The Great Wall of China actually is GREAT. Close to Beijing, there are 3 choices of where to see it. First, there's a place close to city center. This is the most "touristy" - not for us. The third location is far from town, gets the least amount of visitors (this is good), but isn't in the greatest state of repair. The second spot, the one we chose, has few tourists, is in good repair, and is only a 1.5 hours drive from our hotel.

To give you an idea of just how big Beijing is geographically, after the 1.5 hours drive on a 70mph highway we were still technically in the city of Beijing.

Navigating the "Wall" requires a big desire to climb steep slopes and steps - that's after you get to the top of the Wall.

You can take the steps to get up there but we chose to use the tram. I know - WHIMPS!! YEP! That's us!

Anyway, enjoy the pics:

The Tram Up & Down.

Gives an idea of how steep these steps are.

As an aside, just before this picture was taken, we saw a woman "doing the wall" in a pair of high heels.

And, we're done. Homeward bound, we are.



P.S. -

Here's a piece of historical trivia for you. We gleaned this from our guides - who were all super, by the way. And, better yet, this is all true.

If you are old enough, you probably remember your mother telling you to eat all your supper. "There are starving children in China, you know."

Well, that was a true assessment. And, here's why.

The following occurred over several decades:

Back when the Communist revolution took place in China (1949) and Mao took over, he (and his government) wanted real socialism. This meant that everyone (except the "elites", of course) should earn the same pay. He wanted to have a "redistribution of the wealth" in China.

Back then the vast majority of Chinese were farmers - many still are today. Anyway, Mao, who now owned ALL property, allotted an equal amount of land to every farmer. He didn't "give" them the land, he just let them use it. Each farmer received the same pay - whether they worked hard or not.

Pretty soon the industrious farmers saw that the lazy ones were getting the same rewards as they. So, the industrious farmers stopped working. They didn't exactly "go on strike" - they just acted the same as the lazy farmers.

It wasn't long before famine ensued across China. And, there really were "starving children in China".

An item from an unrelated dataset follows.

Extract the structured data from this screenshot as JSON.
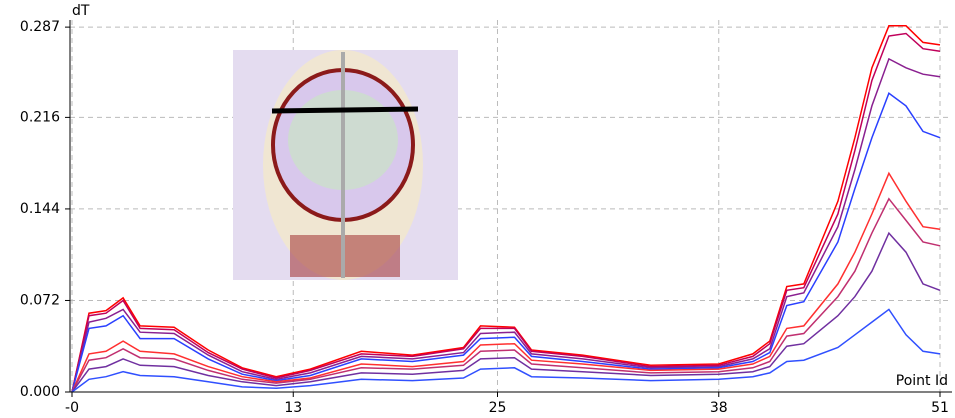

Of course it wasn't quite as simple as all that. Click Here for a none too appetizing look into Mao Zedong's "activities" during the period. Mao is reputed to have been the greatest mass murderer in the history of the world. Mao's slogan for his Communistic approach, "The Great Leap Forward." (like many who have used the word "Forward" in their slogans) didn't exactly have the best outcome.

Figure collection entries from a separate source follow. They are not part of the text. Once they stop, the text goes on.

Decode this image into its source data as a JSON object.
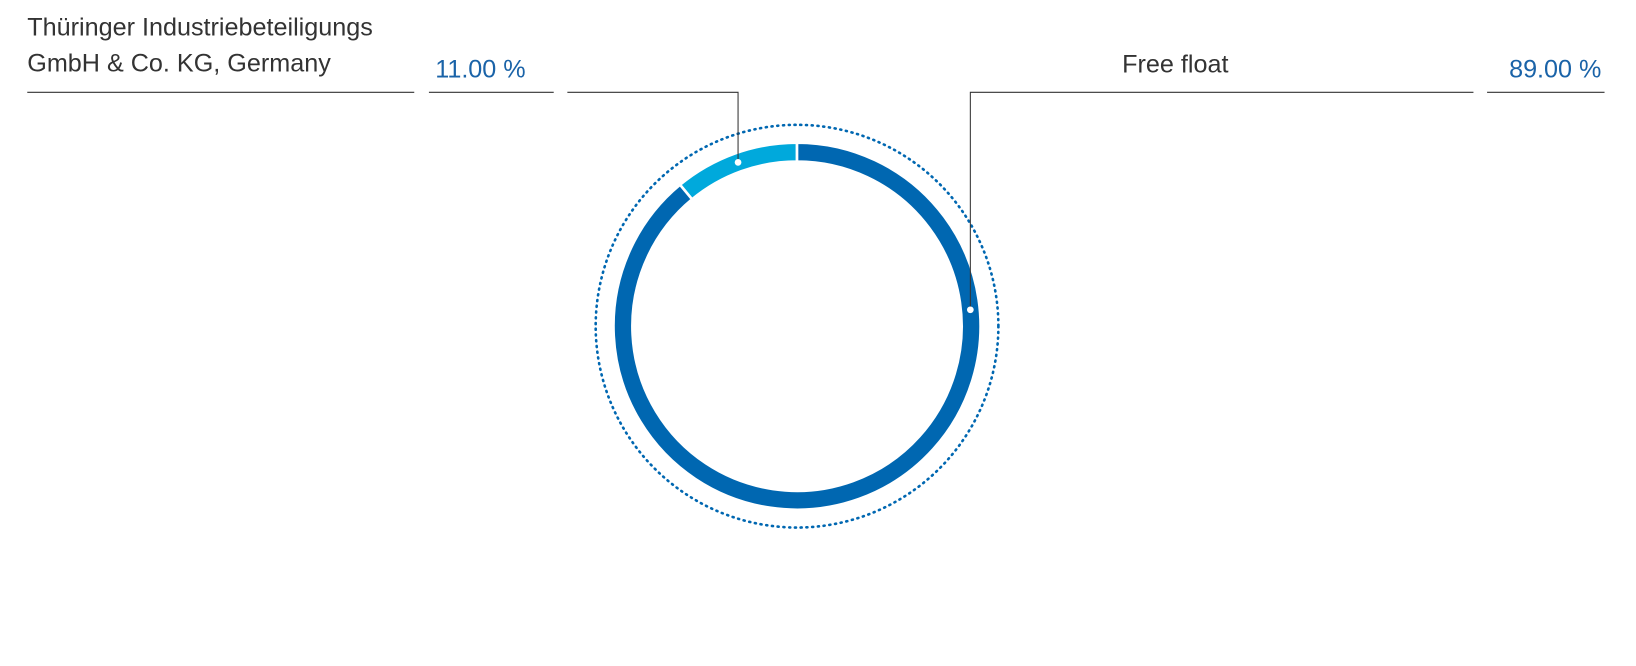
{
  "chart_data": {
    "type": "donut",
    "categories": [
      "Thüringer Industriebeteiligungs GmbH & Co. KG, Germany",
      "Free float"
    ],
    "values": [
      11,
      89
    ],
    "value_labels": [
      "11.00 %",
      "89.00 %"
    ],
    "colors": [
      "#00a9dc",
      "#0067b1"
    ]
  }
}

Well, it didn't take too very long before Mao and the government said, "Hold on a moment! This isn't exactly working out as we thought it would."

So, they revised the "plan". What they did then was to actually GIVE the land to the farmers and told them that their pay would be based on what they produced.

After some more time, the industrious farmers were producing like crazy and the lazy ones were, well, still lazy. The lazy farmers either sold or leased their land to the industrious ones - AND, capitalism in China was off and running even though China was/is a communistic country.

The famine disappeared, of course.

True and full socialism has never worked and it never will. The Chinese are living proof.